Я отношусь к тем, кто считает, что сдержать взрыв рождаемости можно только с помощью мудрой воспитательной политики. Вера многих в божественное провидение не утешает меня. И поскольку прелесть этой планеты состоит также в культурных и этнических различиях, контроль над рождаемостью должен пониматься и в позитивном смысле; я хочу сказать — между мыслью о том, что итальянцы должны распространиться по всему миру и завоевать его, и убеждением в том, что не случится ничего страшного, если они исчезнут, должна быть какая-то середина: может быть, стоило бы сохранить некоторые особи (пусть должным образом смешанные с пришельцами). Именно поэтому и следует воспитывать разумный, ответственный подход к продолжению рода.

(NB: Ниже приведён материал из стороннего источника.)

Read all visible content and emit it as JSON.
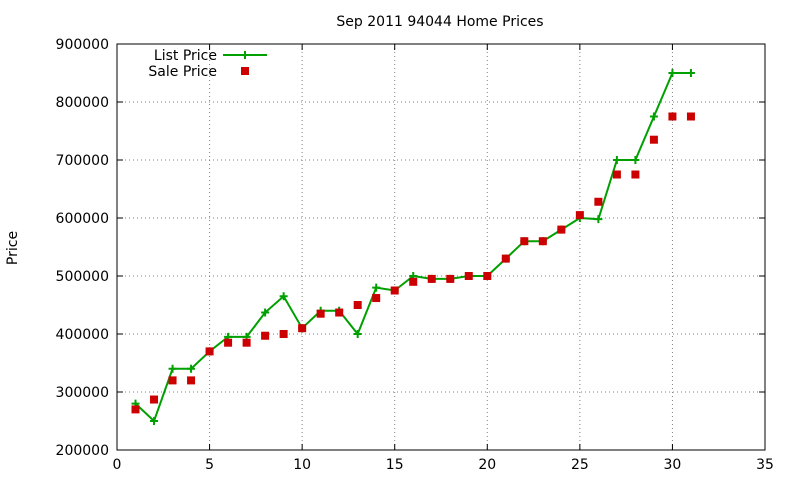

Но и эти решения могут привести к любопытным, если не сказать драматическим, последствиям. На прошлой неделе один мой друг рассуждал о том, что могло бы произойти (вернее, несомненно произойдет), если бы весь мир присоединился к чрезвычайной мере, принятой китайцами: каждая пара может иметь только одного ребенка. На первый взгляд это кажется разумным: один новый итальянец, один новый конголезец, один новый индиец и так далее. Тогда более или менее сохранились бы современные пропорции (албанцев так и осталось бы меньше, чем японцев), и, возможно, пространства и еды хватило бы на всех. Но — внимание! Через два-три поколения утратили бы всякий смысл такие слова, как брат, сестра, дядя, тетя, кузен, кузина. Бог с ними, с кузенами, обойдемся и без дяди с тетей, но отдаем ли мы себе отчет в том, что для мальчика середины следующего тысячелетия потеряет значение такое понятие, как братство? Его, конечно, заменят каким-нибудь другим (может быть, объясняя Евангелие, учитель будет говорить, что мы должны любить друг друга, как соседи по дому, или товарищи по школе, или пассажиры одного и того же мегаавтобуса), но будет ли эта замена полноценной?
С другой стороны, какой смысл будет иметь слово братство для того, кто дерется за кусок хлеба с пятнадцатью братьями, может быть даже не узнавая их, брошенных родителями на произвол судьбы в городе, где ресурсов хватает на десятую часть населения? В обоих случаях, иметь ли в виду недостаток или излишек, в перенаселенном мире потеряют всякое значение понятия «племя», «группа», «семья».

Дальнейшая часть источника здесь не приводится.